Chief Justice Maura Corrigan, a driving force behind efforts to reform the foster care and adoption systems, said Monday that "crisis" may be too strong a word to use -- although "every child in a situation of being removed from home is in a crisis.

"The best safety nets that we have, they're not perfect and they don't always work," Corrigan said. "The goal, I think, is to reduce the need for safety nets in the first place."

FIA Director Nannette Bowler said, "a comprehensive attack on the issues facing the foster care system will require the cooperation of all involved."

Another problem noted in the report is the potential for conflicting decisions on a particular child's adoption being made by judges in different counties.
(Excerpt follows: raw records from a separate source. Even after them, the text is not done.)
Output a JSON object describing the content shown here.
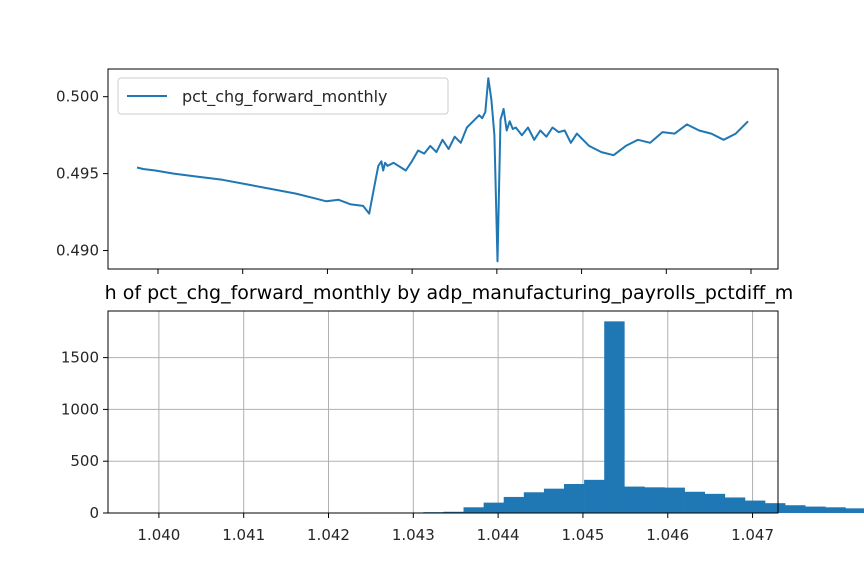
{
  "chart_data": [
    {
      "type": "line",
      "title": "",
      "xlabel": "",
      "ylabel": "",
      "ylim": [
        0.4888,
        0.5018
      ],
      "yticks": [
        0.49,
        0.495,
        0.5
      ],
      "ytick_labels": [
        "0.490",
        "0.495",
        "0.500"
      ],
      "xtick_count": 8,
      "grid": false,
      "legend": {
        "placement": "top-left",
        "entries": [
          "pct_chg_forward_monthly"
        ]
      },
      "series": [
        {
          "name": "pct_chg_forward_monthly",
          "color": "#1f77b4",
          "x": [
            0,
            0.01,
            0.03,
            0.06,
            0.1,
            0.14,
            0.18,
            0.22,
            0.26,
            0.29,
            0.31,
            0.33,
            0.35,
            0.37,
            0.38,
            0.39,
            0.395,
            0.4,
            0.403,
            0.406,
            0.41,
            0.42,
            0.44,
            0.45,
            0.46,
            0.47,
            0.48,
            0.49,
            0.5,
            0.51,
            0.52,
            0.53,
            0.54,
            0.55,
            0.56,
            0.565,
            0.57,
            0.575,
            0.58,
            0.585,
            0.59,
            0.595,
            0.6,
            0.605,
            0.61,
            0.615,
            0.62,
            0.63,
            0.64,
            0.65,
            0.66,
            0.67,
            0.68,
            0.69,
            0.7,
            0.71,
            0.72,
            0.74,
            0.76,
            0.78,
            0.8,
            0.82,
            0.84,
            0.86,
            0.88,
            0.9,
            0.92,
            0.94,
            0.96,
            0.98,
            1.0
          ],
          "values": [
            0.4954,
            0.4953,
            0.4952,
            0.495,
            0.4948,
            0.4946,
            0.4943,
            0.494,
            0.4937,
            0.4934,
            0.4932,
            0.4933,
            0.493,
            0.4929,
            0.4924,
            0.4945,
            0.4955,
            0.4958,
            0.4952,
            0.4957,
            0.4955,
            0.4957,
            0.4952,
            0.4958,
            0.4965,
            0.4963,
            0.4968,
            0.4964,
            0.4972,
            0.4966,
            0.4974,
            0.497,
            0.498,
            0.4984,
            0.4988,
            0.4986,
            0.499,
            0.5012,
            0.4998,
            0.4975,
            0.4893,
            0.4985,
            0.4992,
            0.4978,
            0.4984,
            0.4979,
            0.498,
            0.4975,
            0.498,
            0.4972,
            0.4978,
            0.4974,
            0.498,
            0.4977,
            0.4978,
            0.497,
            0.4976,
            0.4968,
            0.4964,
            0.4962,
            0.4968,
            0.4972,
            0.497,
            0.4977,
            0.4976,
            0.4982,
            0.4978,
            0.4976,
            0.4972,
            0.4976,
            0.4984
          ]
        }
      ]
    },
    {
      "type": "bar",
      "subtype": "histogram",
      "title": "h of pct_chg_forward_monthly by adp_manufacturing_payrolls_pctdiff_m",
      "xlabel": "",
      "ylabel": "",
      "xlim": [
        1.0394,
        1.0473
      ],
      "ylim": [
        0,
        1950
      ],
      "xticks": [
        1.04,
        1.041,
        1.042,
        1.043,
        1.044,
        1.045,
        1.046,
        1.047
      ],
      "xtick_labels": [
        "1.040",
        "1.041",
        "1.042",
        "1.043",
        "1.044",
        "1.045",
        "1.046",
        "1.047"
      ],
      "yticks": [
        0,
        500,
        1000,
        1500
      ],
      "ytick_labels": [
        "0",
        "500",
        "1000",
        "1500"
      ],
      "grid": true,
      "color": "#1f77b4",
      "bin_start": 1.0398,
      "bin_width": 0.000237,
      "values": [
        2,
        3,
        3,
        3,
        3,
        3,
        3,
        3,
        4,
        4,
        4,
        5,
        5,
        5,
        8,
        12,
        55,
        100,
        155,
        200,
        235,
        280,
        320,
        1850,
        255,
        248,
        245,
        205,
        185,
        150,
        120,
        95,
        75,
        62,
        55,
        45
      ]
    }
  ]
}
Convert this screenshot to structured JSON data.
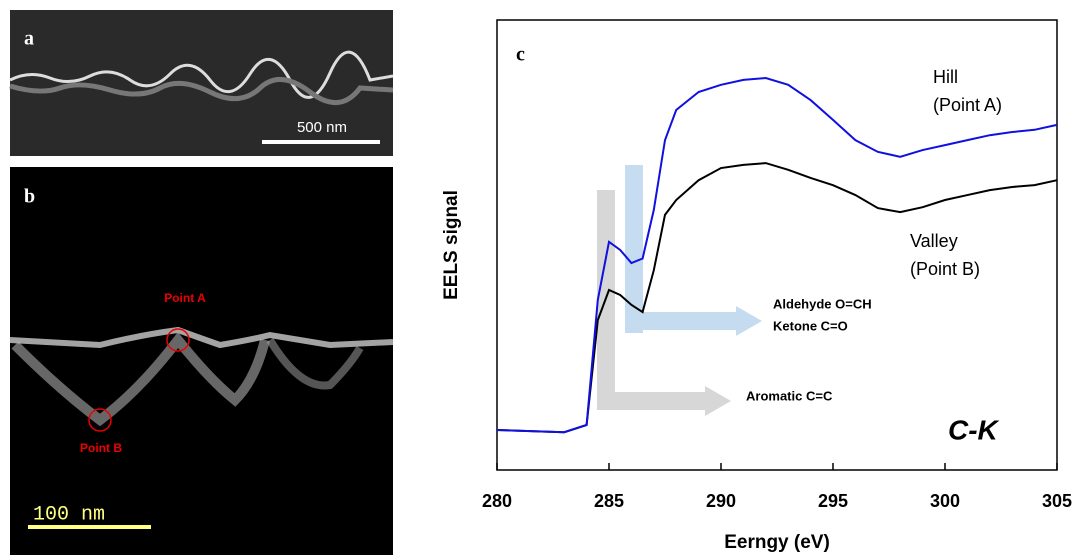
{
  "panels": {
    "a": {
      "label": "a",
      "scale_bar": "500 nm"
    },
    "b": {
      "label": "b",
      "scale_bar": "100 nm",
      "point_a": "Point A",
      "point_b": "Point B"
    }
  },
  "chart_data": {
    "type": "line",
    "panel_label": "c",
    "xlabel": "Eerngy (eV)",
    "ylabel": "EELS signal",
    "x": [
      280,
      283,
      284,
      284.5,
      285,
      285.5,
      286,
      286.5,
      287,
      287.5,
      288,
      289,
      290,
      291,
      292,
      293,
      294,
      295,
      296,
      297,
      298,
      299,
      300,
      301,
      302,
      303,
      304,
      305
    ],
    "series": [
      {
        "color": "#1010e0",
        "values": [
          8.9,
          8.4,
          10,
          37.8,
          50.7,
          48.9,
          46,
          47,
          57.8,
          73.3,
          80,
          84,
          85.6,
          86.7,
          87.1,
          85.6,
          82.2,
          77.8,
          73.3,
          70.7,
          69.6,
          71.1,
          72.2,
          73.3,
          74.4,
          75.1,
          75.6,
          76.7
        ]
      },
      {
        "color": "#000000",
        "values": [
          8.9,
          8.4,
          10,
          33.3,
          40,
          38.9,
          36.7,
          35.1,
          44.4,
          56.7,
          60,
          64.4,
          67.1,
          67.8,
          68.2,
          66.7,
          64.9,
          63.3,
          61.1,
          58.2,
          57.3,
          58.4,
          60,
          61.1,
          62.2,
          62.9,
          63.3,
          64.4
        ]
      }
    ],
    "xlim": [
      280,
      305
    ],
    "ylim": [
      0,
      100
    ],
    "xticks": [
      280,
      285,
      290,
      295,
      300,
      305
    ],
    "annotations": {
      "hill": [
        "Hill",
        "(Point A)"
      ],
      "valley": [
        "Valley",
        "(Point B)"
      ],
      "blue_arrow": [
        "Aldehyde O=CH",
        "Ketone C=O"
      ],
      "gray_arrow": "Aromatic C=C",
      "edge": "C-K"
    }
  }
}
Late last year, the U.S. Department of Health and Human Services reviewed Michigan's foster care and adoption systems and found three areas that needed improvement:

  • Individual plans on how to find permanent homes for children often lacked input from parents, particularly fathers.

  • Family courts were holding permanency planning hearings -- required to be held at least once a year -- in a timely manner in only 59 percent of the cases.

  • There was no process for foster parents, pre-adoptive parents and caregivers to be notified and have an opportunity to be heard at review hearings.

"We need to get at these issues and see what we can do to be as accountable as we can," Corrigan said.